Second the only thing I need her to do was send an email. That is all I was ever going to ask her to do besides show up for the rehersal and wedding. And she straight out refused and decided she was done with me because I was “too demanding”. I’m your freaking sister send an email for crying out loud. This is not a huge undertaking and certainly no reason to avoid your own sister for this long.
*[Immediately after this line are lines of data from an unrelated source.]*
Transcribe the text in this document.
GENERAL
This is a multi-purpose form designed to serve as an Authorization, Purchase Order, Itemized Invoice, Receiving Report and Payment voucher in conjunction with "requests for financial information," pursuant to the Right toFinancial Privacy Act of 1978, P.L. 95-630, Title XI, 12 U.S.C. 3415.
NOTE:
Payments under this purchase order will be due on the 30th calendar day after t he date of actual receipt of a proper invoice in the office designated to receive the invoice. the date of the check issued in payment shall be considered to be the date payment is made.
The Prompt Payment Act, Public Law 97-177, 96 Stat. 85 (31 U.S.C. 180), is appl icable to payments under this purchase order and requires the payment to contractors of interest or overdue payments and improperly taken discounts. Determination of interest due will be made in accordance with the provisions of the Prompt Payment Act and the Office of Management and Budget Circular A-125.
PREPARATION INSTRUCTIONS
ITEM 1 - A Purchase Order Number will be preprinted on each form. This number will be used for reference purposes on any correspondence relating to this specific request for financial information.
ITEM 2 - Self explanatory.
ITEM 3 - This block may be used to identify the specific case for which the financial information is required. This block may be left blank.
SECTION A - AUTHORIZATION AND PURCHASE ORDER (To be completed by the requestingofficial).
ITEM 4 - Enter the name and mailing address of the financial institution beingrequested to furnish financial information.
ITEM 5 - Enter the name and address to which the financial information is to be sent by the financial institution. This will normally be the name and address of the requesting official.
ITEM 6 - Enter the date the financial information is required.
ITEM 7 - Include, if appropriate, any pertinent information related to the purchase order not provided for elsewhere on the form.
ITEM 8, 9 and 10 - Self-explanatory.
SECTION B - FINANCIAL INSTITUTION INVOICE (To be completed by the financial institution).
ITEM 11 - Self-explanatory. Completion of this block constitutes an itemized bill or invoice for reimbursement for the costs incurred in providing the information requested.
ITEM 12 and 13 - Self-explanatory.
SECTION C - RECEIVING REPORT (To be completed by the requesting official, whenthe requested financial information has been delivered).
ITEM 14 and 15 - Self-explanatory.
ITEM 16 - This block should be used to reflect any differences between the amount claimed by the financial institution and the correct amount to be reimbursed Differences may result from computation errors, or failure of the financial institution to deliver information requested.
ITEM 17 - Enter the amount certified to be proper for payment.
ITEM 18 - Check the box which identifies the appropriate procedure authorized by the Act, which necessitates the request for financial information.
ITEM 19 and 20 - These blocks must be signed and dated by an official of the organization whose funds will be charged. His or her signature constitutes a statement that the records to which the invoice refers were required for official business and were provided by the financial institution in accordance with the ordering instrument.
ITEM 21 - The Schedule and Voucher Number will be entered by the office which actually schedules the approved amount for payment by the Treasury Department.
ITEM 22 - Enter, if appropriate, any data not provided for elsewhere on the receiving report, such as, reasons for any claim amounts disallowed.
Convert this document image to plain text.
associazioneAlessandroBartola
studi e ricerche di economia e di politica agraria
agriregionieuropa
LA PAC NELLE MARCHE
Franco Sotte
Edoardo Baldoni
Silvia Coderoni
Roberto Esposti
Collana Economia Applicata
I know she is busy, I have been there, and am doing as much or more than she is right now as far as class load and work goes and I a pile of other things on my plate that she doesnt so I know how hard it is to try and get everything done. I was doing homework from my hospital bed after emergency surgery two weeks ago because it needed to be done. So I’m sorry if I don’t feel bad that I asked her to take the next 5 minutes out of her party prep ritual to send and email.
Post # 5
Sounds pretty catty on her end, although I can understand how stressful it is to be sick in college. I definitely do not think sending an email was too much to ask, especially considering how much time many college students spend on their computers. I think the best thing to do is try and make amends – you definitely don’t want this to continue all the way until the wedding. Don’t assume to know what the other has on their plate or else it can get really frustrating – I had that problem at work thinking people were incompetent when I just didn’t know what all they had going on.
Post # 6
@Riot: Hi, I didn’t read what the PP had to say, but I just wanted to show some support. I don’t think asking for a file to be emailed was too much…she is 21 not 5, and the maid of honor. I hope things get better for you and she grows up a little. Being sick in college sucks but even when I was dying with the flu and couldn’t get out of bed to feed myself if I had an assignment due (and this is like an assignment of sorts) I got it done.
I hope everything turns out fabulously.
<3/Ms. Polar Bear
Post # 7
Thanks bees. I have tried to talk to her and she just ignores my calls and doesnt answer texts or anything. I just wish we could find a way to get past this. But I cant apologize for upsetting her if she wont talk to me.